Business Other News 04 Jun 2018 India flouting globa ...

India flouting global laws by taxing international air tickets: IATA

Published Jun 4, 2018, 12:13 pm IST
Updated Jun 4, 2018, 12:13 pm IST
Airlines would make nearly USD 40 billion this year as passenger demand is expected to grow 7 per cent and cargo by 4 per cent.
 Airlines would make nearly USD 40 billion this year as passenger demand is expected to grow 7 per cent and cargo by 4 per cent.

Sydney: The International Air Transport Association (IATA) on Monday castigated India for taxing international tickets, as it asked governments to facilitate the growth of worldwide connectivity by avoiding creeping re-regulation, maintaining the integrity of global standards and addressing a capacity crisis.

“We must take governments to task. It is unacceptable that global standards are being ignored by the very governments that created them,” IATA's Director General and CEO Alexandre de Juniac said.

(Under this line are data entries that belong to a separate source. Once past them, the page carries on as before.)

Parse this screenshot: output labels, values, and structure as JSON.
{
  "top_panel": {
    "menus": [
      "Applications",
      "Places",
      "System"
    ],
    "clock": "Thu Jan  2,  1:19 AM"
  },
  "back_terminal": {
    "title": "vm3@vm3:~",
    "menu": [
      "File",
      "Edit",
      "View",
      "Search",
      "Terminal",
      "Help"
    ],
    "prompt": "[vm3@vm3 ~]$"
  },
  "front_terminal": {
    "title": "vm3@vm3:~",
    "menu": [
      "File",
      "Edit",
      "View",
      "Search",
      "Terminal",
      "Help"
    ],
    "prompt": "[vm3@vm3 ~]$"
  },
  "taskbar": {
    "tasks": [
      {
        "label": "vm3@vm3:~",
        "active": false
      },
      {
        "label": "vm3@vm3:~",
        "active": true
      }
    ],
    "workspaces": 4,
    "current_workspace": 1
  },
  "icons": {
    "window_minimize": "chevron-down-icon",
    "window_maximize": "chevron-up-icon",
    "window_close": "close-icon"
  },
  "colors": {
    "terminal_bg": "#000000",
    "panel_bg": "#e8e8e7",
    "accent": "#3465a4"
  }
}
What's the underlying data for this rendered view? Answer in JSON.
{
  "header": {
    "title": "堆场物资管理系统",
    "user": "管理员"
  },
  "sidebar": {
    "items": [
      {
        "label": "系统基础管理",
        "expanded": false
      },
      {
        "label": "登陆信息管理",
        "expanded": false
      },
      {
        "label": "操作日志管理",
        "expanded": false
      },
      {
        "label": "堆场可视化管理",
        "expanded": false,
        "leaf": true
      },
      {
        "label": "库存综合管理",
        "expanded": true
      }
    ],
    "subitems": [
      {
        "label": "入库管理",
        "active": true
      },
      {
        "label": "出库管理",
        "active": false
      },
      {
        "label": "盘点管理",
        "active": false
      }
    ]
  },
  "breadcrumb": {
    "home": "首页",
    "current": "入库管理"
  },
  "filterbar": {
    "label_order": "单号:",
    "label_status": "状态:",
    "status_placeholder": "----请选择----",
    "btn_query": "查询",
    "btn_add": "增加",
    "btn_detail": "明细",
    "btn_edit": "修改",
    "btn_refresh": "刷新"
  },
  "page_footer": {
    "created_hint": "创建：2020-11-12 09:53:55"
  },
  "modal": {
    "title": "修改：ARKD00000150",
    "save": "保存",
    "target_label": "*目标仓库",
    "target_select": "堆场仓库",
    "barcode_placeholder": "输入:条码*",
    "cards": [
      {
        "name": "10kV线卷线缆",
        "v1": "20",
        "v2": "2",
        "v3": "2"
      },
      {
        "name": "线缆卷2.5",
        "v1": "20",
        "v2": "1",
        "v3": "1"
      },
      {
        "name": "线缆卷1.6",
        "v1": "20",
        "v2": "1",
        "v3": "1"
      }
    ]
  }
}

Asserting that India was taxing international tickets in contravention of the resolutions of the UN body International Civil Aviation Organisation (ICAO), de Juniac said, “India helped develop ICAO resolutions prohibiting tax on international tickets.”

“Yet it persists in taxing international travel,” he said, apparently referring to the imposition of Goods and Services Tax (GST) and enhancement of its rates on international air tickets, especially business class.

The Indian government had announced the implementation of the GST from July 1, 2017. The tax covers airline products and services including tickets, ancillary, change, refund and other products and fees.

De Juniac was presenting a report on the air transport industry at the opening session of the 74th IATA Annual General Meeting and World Air Transport Summit, which began here today.

“On aviation's core mission to deliver safe, secure, accessible and sustainable connectivity, the state of our industry is strong and getting stronger. And with 'normal' levels of profitability we are spreading aviation's benefits even more widely.

“But there are challenges. Smarter regulation needs to counter the trend of creeping re-regulation. Global standards must be maintained by the states that agreed (upon) them. And we need to find efficient solutions to the looming capacity crisis,” he said.

Alluding to the recent announcements by the Trump administration in the US on imposition of hefty tariffs on import of steel and other products, he warned that “the spectre of a trade war looms” which would hit the aviation industry as well, specifically in terms of cargo movements and business travel.

“The forces of protectionism are gathering strength. Sanctions, tariffs and geopolitical conflicts are the mainstay of daily news. The spectre of trade war looms. Debates on migration and immigration rage. And trust among nations is showing fragility,” the IATA chief said.

He said airlines flew over four billion passengers in 2017 while more than 60 million tonnes of cargo was delivered by air, accounting for a third of the value of goods traded globally.

“Every day, goods, people, investment and ideas are connected by aviation. That directly supports 63 million jobs and improves the quality of life for all,” de Juniac said.